Huhu, noch jemand daaaaa?

Sei es, wie es sei, hier das nächste Kapitel
18 - Stadt des Hasses
Ich erwachte und erinnerte mich an alles. Jedes Wort, dass der Traum-Johnny, wenn er es denn überhaupt gewesen war, mit Anya gewechselt hatte, hatte sich in mein Gehirn gebrannt, unauslöschbar. Dieser Traum war anders gewesen als die anderen, plastischer, realer. Eher wie... Erinnerungen. Längst vergessene und verdrängte zwar, aber doch wirklich existierende Erinnerungen. Merkwürdig.
Ich sah mich um. Von draußen drang das Licht der Sterne in das steinerne Gebäude, dass wir uns gestern als Lager gesucht hatten. Es war mitten in der Nacht.

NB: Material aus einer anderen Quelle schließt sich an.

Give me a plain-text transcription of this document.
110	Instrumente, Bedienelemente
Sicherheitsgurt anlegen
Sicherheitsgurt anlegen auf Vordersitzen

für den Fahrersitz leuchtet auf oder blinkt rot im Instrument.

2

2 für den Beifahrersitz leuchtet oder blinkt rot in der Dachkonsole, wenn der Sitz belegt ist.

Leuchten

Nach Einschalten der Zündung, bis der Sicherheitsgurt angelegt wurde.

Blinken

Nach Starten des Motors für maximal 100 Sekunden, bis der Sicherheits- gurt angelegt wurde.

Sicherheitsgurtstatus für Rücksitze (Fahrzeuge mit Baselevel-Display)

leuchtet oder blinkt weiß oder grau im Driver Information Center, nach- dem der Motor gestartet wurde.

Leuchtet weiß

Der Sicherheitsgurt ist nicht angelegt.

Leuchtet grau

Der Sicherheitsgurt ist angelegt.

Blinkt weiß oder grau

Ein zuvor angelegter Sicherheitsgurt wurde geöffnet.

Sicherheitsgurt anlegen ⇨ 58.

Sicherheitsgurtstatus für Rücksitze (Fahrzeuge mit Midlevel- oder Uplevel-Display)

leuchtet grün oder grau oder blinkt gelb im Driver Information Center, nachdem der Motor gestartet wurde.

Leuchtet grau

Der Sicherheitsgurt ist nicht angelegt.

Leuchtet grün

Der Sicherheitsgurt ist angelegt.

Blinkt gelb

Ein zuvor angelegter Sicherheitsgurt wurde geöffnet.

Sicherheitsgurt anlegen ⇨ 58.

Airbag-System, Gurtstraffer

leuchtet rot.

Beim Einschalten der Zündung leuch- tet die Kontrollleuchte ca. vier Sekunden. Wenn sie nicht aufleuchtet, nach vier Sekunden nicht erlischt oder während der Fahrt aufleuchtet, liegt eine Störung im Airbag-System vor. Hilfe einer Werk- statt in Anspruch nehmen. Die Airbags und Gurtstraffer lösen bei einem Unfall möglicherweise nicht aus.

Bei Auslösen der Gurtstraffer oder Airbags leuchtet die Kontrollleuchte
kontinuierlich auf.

Das Feuer war niedergebrannt, leises Schnarchen drang an meine Ohren. Auch Barbaren brauchen mal seinen Schlaf, dachte ich lächelnd. Ich glaubte nicht an einen möglichen Angriff, nicht in dieser Nacht, warum, konnte ich jedoch selber nicht so genau sagen. Vielleicht, weil wir es uns verdient hatten.
Mana seufzte im Schlaf. Die junge Zauberin schien einen angenehmen Traum zu haben. Immerhin. Einige Zeit beobachtete ich sie gedankenversunken, dachte darüber nach, wie es weitergehen sollte, obwohl das eigentlich schon fest stand.
„Morgen erreichen wir Travincal“, hallte es mir in den Ohren. Der Name schlug etwas in meinem Gedächtnis an. Natürlich waren da noch die Erfahrungen von... „damals“. Ich lachte leise auf, konnte es mir nicht verkneifen. Kale grunzte, schlief aber weiter. Der Gedanke war lächerlich. „Damals“. Wie lange war ich nun hier? Zehn Tage? Oder mehr? Ich versuchte sie zu zählen, doch kam bei jedem Versuch etwas andere raus.
Aber neben den Erinnerungen war noch etwas anderes. Ein Traum. Auch, wenn man sagt, dass viele Alpträume angeblich aus dem Gedächtnis verschwinden, sobald man ausgeträumt hat, so bleibt doch immer noch ein Fetzen hängen, an den man sich klammern kann wie ein Ertrinkender. Und dieser Fetzen übermittelte mir das Bild von Schreien und Feuer. Ein kalter Schauer lief mir den Rücken hinunter und brachte mich zum zittern, obwohl die Außentemperatur recht mild war.
An Einschlafen war nicht mehr zu denken. Ich stand auf und trat auf leisen Sohlen ins Freie, wo der Barbar, auf einen Stock gestützt, im Sitzen schlief. Ich ging einige Schritte um die Feuerstelle herum und sah den Sternen entgegen. Ob man Zuhause wohl die selben Sterne sehen konnte?
Einige Kilometer entfernt, so schätzte ich, ragten der hohe Tempel von Travincal auf. In ihm schlummerte Mephisto den Schlaf der Mistkerle. Millionen Male hatte ich ihn schon niedergestreckt, allerdings war ich nicht so naiv zu glauben, dass es mir hier auch so leicht gelingen würde.
Es war schon spät am Morgen, als wir aufbrachen, um die letzten Kilometer hinter uns zu bringen. Mana bemühte sich, die Stimmung zu heben, was ihr jedoch nur sporadisch gelang. Das Mittagessen fiel karger aus als üblich, da unsere Vorräte, die wir aus dem hunderte Meilen entfernten Kurast mitgebracht hatten, fast verbraucht waren. Nicht, dass ich viel hätte essen können. Je näher wir Travincal kamen, desto unruhiger wurde ich, mein Magen krampfte sich zusammen und ich konnte nur mit Mühe überhaupt etwas in mich hinein zwingen, ohne es sofort wieder zu erbrechen. Luther schien es ähnlich zu gehen, er sagte aber nichts.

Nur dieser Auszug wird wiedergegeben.